Kerstin Täubner-Benicke bei der Aufstellungsversammlung für die Kreistagsliste für den Landkreis Starnberg

Global denken – lokal handeln

Dieser Auftrag, der für mich viel mehr als eine Floskel ist, begleitet mich seit ich 14 Jahre bin. Damals habe ich mich einer Eine-Welt-Initiative angeschlossen und diese kratzigen, groben Jutebeutel im Welt-Laden verkauft.

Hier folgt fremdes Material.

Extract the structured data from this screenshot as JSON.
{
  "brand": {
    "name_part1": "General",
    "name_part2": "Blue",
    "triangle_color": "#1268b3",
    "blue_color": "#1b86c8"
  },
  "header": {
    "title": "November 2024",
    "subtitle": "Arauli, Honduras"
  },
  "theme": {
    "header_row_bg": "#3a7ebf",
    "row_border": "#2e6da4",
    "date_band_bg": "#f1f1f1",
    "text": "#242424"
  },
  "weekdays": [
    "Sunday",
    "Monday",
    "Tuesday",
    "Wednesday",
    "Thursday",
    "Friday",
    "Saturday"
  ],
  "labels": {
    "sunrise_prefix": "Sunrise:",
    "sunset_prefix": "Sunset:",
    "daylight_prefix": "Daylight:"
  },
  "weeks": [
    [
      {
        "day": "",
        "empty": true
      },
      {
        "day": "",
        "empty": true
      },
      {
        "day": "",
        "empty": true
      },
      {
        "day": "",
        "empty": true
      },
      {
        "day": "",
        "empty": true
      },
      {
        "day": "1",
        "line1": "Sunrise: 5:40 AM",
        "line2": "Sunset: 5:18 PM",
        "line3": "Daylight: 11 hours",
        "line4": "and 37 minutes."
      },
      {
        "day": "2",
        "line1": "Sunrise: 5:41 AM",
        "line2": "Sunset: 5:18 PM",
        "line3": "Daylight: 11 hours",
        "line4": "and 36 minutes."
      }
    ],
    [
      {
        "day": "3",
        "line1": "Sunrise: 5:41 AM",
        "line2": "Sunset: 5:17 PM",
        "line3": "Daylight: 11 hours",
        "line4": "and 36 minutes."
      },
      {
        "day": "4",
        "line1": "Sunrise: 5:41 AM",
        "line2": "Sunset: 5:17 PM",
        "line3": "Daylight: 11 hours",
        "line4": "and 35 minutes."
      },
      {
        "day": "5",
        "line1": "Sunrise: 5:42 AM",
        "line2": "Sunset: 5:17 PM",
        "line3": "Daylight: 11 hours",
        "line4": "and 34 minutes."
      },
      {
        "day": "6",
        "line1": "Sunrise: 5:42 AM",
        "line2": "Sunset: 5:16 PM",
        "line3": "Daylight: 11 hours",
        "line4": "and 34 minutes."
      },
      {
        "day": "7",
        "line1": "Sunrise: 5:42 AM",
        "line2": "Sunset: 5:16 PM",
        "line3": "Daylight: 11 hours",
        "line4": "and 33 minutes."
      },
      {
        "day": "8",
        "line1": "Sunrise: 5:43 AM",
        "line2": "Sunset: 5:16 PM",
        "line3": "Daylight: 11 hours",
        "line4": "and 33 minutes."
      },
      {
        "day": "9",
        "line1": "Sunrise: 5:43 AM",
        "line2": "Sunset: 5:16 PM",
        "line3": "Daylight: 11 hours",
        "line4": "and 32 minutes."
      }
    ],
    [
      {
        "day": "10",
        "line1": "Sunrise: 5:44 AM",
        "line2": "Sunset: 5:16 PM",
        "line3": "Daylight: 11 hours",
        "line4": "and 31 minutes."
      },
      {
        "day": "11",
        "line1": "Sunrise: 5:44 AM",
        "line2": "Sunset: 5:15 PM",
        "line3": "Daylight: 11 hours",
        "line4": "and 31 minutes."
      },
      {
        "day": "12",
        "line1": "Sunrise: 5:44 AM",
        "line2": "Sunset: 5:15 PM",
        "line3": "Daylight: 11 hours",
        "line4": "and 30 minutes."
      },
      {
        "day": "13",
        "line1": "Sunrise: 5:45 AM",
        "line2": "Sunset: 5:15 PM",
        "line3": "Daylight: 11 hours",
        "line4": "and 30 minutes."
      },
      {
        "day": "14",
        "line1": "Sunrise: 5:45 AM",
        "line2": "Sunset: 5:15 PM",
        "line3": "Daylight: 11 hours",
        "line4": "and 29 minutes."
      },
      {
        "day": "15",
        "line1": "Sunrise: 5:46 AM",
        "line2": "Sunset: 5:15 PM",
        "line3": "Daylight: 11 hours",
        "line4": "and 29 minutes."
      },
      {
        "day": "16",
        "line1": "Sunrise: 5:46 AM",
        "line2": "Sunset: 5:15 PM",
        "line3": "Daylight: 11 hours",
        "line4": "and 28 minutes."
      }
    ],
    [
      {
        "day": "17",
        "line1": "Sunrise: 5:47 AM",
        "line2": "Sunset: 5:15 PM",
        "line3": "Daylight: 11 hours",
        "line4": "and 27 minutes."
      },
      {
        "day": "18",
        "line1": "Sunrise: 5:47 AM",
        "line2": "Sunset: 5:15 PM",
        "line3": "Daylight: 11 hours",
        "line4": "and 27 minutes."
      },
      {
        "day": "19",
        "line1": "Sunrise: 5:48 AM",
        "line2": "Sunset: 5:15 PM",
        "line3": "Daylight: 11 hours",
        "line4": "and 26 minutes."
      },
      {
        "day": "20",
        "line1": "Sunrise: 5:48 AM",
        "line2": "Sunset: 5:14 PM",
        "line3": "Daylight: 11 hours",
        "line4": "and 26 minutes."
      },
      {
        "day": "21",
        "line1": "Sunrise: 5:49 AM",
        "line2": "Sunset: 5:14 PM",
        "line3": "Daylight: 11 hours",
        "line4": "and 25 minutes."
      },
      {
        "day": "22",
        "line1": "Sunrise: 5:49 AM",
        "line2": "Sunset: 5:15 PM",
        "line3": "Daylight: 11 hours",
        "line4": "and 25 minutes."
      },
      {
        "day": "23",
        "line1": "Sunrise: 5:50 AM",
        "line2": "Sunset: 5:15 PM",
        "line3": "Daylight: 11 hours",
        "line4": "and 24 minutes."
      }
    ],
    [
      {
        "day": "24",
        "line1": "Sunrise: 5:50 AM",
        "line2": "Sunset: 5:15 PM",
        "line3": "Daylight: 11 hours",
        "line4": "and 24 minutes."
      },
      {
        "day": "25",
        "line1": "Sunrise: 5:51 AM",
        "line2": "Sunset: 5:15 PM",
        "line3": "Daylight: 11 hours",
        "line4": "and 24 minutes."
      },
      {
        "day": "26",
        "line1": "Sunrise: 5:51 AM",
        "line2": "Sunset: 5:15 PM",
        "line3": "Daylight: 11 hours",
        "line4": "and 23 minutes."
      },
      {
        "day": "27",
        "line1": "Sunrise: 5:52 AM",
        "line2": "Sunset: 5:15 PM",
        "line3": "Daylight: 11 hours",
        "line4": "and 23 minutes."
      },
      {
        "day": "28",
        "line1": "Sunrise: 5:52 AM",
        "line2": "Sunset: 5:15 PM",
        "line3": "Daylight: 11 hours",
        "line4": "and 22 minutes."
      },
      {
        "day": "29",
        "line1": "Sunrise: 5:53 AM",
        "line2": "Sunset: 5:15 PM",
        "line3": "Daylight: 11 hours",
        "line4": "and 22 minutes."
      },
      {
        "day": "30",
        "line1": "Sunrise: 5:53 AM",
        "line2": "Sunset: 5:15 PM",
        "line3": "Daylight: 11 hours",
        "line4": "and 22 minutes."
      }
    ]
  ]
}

Mich hat die kirchliche Jugendarbeit geprägt. In meinem Ort gab es eine Teestube. Ein Kellerraum, in dem sich Jugendliche zwanglos treffen konnten, Musik machen und hören, plaudern und Spaß haben. Da gab es Räucherkerzen und tolle aromatisierte Tees, Wildkirsche und Earl Grey, Pflaume, Zimt und Himbeere. Was aber viel wichtiger war, es wurde diskutiert über Krieg und Frieden, über Gleichberechtigung von Frauen, über Ausbeutung und Gerechtigkeit in der Einen Welt, über Mülltrennung und Fleischkonsum, über Naturschutz und Waldsterben. Für mich sind diese Themen auf ewig mit süßen Gerüchen und einem fruchtigen Geschmack verbunden.

40 Jahre lang haben die Grünen als Speerspitze der Umweltbewegung, der Eine-Welt- und Friedensbewegung, und der Frauenbewegung gekämpft. Vieles ist selbstverständlich geworden. Fast alle Politikerinnen und Politiker geben sich zumindest einen grünen Anstrich. Bäume umarmen muss jetzt auch ein CSU-Ministerpräsident.

Allerdings gibt es einen dramatischen Rollback. Völkischer Rassismus, Sexismus und Frauenfeindlichkeit, ja sogar Antisemitismus bedrohen unsere Demokratie. Hass und Hetze im Netz, aber auch auf der Straße. Gezielt werden gerade auch Politikerinnen werden angegriffen. Das dürfen wir nicht länger hinnehmen. Wir streiten daher für unsere Demokratie, auch im Landkreis.

Selbstverständlich haben wir die verbindliche Frauenquote auf allen Ebenen. Wir sind die Partei mit dem höchsten Frauenanteil unter den Mitgliedern, bei uns im Landkreis sind es übrigens fast 47 %.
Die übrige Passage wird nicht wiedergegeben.